I have a computational problem where, given a set of observations, I want to determine the minimum set of phenomena (explanations) that account for all observations. Phenomena can cause one another, that is all phenomena can be represented as an unweighed directed graph with causal relationships as edges.
I am given the following:
An exhaustive list of all possible observations O_1 ... O_N
An exhaustive list of all possible phenomena (causes/explanations) C_1, ... C_N
For each observation O_N, a list of the phenomena that can cause it
For each phenomenon C_N, a list of the other phenomena that can cause it
The problem is represented below in graph form (sorry for the quality of the picture). Each node is a phenomenon, and each edge represents a causal relationship between phenomena. Edges are unweighted. Each region outlined by a bigger "bubble" represents a possible observation, with all phenomena lying within the bubble being the subset of phenomena that are known to cause that observation.
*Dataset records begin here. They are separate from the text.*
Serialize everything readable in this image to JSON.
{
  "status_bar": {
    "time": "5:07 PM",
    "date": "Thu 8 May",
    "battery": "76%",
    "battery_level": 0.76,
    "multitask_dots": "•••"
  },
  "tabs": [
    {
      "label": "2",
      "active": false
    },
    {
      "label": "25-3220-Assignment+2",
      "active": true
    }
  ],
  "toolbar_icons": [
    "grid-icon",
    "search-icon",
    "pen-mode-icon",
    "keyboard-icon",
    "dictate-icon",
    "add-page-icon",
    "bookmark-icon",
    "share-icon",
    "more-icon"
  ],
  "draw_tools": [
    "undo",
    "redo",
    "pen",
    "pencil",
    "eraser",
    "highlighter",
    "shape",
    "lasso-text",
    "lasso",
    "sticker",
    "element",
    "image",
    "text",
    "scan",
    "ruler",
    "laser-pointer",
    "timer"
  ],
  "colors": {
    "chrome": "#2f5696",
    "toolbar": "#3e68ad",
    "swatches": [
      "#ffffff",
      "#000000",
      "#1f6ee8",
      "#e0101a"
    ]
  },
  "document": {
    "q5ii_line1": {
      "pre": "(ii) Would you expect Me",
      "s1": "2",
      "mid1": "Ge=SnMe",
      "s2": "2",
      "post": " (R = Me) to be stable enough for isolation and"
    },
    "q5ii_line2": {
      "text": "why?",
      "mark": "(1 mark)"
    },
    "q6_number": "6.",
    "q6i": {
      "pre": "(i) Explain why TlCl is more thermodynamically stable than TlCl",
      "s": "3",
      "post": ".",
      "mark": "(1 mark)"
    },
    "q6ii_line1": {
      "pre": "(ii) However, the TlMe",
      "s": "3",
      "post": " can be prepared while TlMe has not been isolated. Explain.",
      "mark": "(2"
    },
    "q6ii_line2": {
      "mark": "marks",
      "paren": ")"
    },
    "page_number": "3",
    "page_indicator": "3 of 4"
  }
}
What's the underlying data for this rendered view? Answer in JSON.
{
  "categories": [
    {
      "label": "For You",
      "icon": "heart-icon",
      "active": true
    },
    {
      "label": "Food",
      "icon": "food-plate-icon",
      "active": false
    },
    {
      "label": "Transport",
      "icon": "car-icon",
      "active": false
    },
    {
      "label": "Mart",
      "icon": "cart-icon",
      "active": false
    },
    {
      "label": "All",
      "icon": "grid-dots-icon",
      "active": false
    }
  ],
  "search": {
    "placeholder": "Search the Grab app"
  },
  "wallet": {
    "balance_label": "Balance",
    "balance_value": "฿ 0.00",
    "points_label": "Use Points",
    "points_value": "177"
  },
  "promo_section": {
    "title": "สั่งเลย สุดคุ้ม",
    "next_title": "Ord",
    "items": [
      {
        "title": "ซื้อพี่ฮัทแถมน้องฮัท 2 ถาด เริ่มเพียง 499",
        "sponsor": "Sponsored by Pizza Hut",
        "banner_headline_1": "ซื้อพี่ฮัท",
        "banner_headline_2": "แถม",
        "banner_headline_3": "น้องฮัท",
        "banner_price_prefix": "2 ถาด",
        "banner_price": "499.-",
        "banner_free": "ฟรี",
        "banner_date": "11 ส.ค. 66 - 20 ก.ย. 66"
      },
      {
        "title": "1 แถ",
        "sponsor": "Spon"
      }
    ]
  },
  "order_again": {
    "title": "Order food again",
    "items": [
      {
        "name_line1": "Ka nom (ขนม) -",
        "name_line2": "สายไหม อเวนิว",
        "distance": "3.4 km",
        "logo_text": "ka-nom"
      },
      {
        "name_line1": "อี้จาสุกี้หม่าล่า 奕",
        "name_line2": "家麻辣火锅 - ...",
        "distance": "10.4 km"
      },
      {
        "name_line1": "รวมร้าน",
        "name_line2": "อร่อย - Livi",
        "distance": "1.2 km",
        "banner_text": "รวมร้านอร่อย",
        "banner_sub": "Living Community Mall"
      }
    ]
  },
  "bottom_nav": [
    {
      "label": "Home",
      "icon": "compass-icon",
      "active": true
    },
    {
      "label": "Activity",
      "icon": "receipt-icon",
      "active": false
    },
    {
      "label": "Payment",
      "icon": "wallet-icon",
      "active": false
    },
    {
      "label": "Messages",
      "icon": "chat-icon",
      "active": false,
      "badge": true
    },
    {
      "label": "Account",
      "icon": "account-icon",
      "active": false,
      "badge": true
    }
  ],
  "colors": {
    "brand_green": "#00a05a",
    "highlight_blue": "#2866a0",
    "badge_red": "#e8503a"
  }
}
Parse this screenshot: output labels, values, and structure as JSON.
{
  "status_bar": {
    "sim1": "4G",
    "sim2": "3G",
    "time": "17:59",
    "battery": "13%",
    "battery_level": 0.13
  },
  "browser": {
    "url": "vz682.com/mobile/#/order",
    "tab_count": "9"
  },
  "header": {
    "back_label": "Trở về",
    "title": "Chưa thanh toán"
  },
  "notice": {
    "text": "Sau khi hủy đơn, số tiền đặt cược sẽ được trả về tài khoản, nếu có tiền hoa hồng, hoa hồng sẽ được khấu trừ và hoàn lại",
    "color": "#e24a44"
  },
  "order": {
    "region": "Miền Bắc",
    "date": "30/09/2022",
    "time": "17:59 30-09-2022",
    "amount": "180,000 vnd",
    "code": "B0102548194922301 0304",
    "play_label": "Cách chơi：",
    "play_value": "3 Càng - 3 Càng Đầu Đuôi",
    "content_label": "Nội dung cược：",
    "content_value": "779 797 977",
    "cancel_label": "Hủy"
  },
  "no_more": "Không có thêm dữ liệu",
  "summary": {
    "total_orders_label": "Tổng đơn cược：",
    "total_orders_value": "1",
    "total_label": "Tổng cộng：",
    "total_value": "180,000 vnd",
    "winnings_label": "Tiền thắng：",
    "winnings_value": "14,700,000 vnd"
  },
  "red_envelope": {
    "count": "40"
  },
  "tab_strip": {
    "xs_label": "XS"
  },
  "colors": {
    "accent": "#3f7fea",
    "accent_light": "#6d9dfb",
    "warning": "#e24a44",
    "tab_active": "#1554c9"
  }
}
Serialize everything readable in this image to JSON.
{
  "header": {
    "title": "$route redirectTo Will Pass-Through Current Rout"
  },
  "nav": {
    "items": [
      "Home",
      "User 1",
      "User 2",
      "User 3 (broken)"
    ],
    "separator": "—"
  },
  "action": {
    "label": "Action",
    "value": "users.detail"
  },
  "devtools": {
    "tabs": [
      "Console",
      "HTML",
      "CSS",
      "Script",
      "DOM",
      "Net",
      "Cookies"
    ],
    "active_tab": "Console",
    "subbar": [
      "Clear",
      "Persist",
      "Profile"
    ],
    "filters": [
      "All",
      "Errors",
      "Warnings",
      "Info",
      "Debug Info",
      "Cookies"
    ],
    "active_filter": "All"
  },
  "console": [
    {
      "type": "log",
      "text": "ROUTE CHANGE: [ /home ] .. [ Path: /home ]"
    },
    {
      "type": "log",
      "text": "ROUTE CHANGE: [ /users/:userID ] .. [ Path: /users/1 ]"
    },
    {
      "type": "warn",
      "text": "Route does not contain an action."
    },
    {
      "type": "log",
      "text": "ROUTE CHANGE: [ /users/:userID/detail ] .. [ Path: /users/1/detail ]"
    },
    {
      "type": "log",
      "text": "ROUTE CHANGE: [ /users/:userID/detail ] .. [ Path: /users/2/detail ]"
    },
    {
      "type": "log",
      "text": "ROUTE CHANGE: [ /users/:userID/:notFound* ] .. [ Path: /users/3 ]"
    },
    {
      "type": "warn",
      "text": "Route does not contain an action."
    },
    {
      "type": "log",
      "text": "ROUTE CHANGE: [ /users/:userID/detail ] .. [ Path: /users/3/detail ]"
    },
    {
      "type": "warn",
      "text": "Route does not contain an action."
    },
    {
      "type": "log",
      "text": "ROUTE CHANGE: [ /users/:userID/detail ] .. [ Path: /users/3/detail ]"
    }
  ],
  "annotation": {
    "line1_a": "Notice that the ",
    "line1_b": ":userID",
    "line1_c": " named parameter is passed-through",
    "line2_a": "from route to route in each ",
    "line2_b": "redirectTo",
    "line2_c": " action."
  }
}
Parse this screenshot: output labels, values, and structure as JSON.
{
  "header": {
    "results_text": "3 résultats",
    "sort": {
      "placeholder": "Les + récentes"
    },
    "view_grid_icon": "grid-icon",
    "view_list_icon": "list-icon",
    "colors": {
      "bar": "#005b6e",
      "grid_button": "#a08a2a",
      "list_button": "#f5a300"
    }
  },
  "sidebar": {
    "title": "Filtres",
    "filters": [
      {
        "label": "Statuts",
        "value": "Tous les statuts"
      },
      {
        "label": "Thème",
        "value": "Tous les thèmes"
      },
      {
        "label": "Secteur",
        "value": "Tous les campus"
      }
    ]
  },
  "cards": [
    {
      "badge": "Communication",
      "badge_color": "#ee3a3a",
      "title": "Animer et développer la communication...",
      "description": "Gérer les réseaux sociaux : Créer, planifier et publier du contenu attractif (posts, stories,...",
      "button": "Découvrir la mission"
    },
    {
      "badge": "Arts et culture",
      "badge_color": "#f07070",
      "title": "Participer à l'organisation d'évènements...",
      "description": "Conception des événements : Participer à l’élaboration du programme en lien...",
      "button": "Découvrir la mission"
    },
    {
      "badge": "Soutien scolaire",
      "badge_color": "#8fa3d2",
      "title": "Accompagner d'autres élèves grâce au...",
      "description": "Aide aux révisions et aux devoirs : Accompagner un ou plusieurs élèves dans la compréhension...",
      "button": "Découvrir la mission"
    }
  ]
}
The problem, restated, is to find the shortest path that crosses all regions in the graph. (For simplicity, assume there is a unique path that explains all observations - no branching, no need for multiple paths).
My questions are as follows:
Is this a known computational problem, or a variant of a known computational problem?
Are there known algorithms for solving this specific problem (beyond just "use existing shortest path" algorithms)?
If not, how should I approach this problem? Specifically, how do I decompose the problem into simpler (i.e. simple shortest path) problems?
If it helps regarding computational feasibility, the number of observations is on the order of 10,000 and the number of possible phenomena on the order of 100,000.
An phenomenon that causes neither observation nor another phenomenon won't appear in any minimal answer, so we can assume there aren't any of them. In other words, pass one of any algorithm is get rid of these "useless" phenomena.
With that assumption, we treat observations just like any other vertex. Since observations cause nothing, all observations are leaf vertices. Since all phenomenon cause something (see step 1), no phenomenon is a leaf vertex. Thus we can simplify the problem statement and simply talk about the leaf vertices of a directed graph.
In general, there's going to be no single path that hits at least one branch vertex of each leaf. Instead, a better way of posing the problem is seek some kind of minimal graph that spans all the leaf vertices, but need not span the phenomena.
This a variation on the Steiner Tree Problem on graphs. It's NP-complete. Most variations are also NP-complete. The best hope you've got is something good enough, that is, an approximation algorithm.
You don't state this assumption explicitly, but it seems like you're assuming that there's no cyclic causation of phenomena (such as A causes B causes C causes A again). In this case your problem is on a directed acyclic graph, but that doesn't help. The directed problem is as hard as the undirected one.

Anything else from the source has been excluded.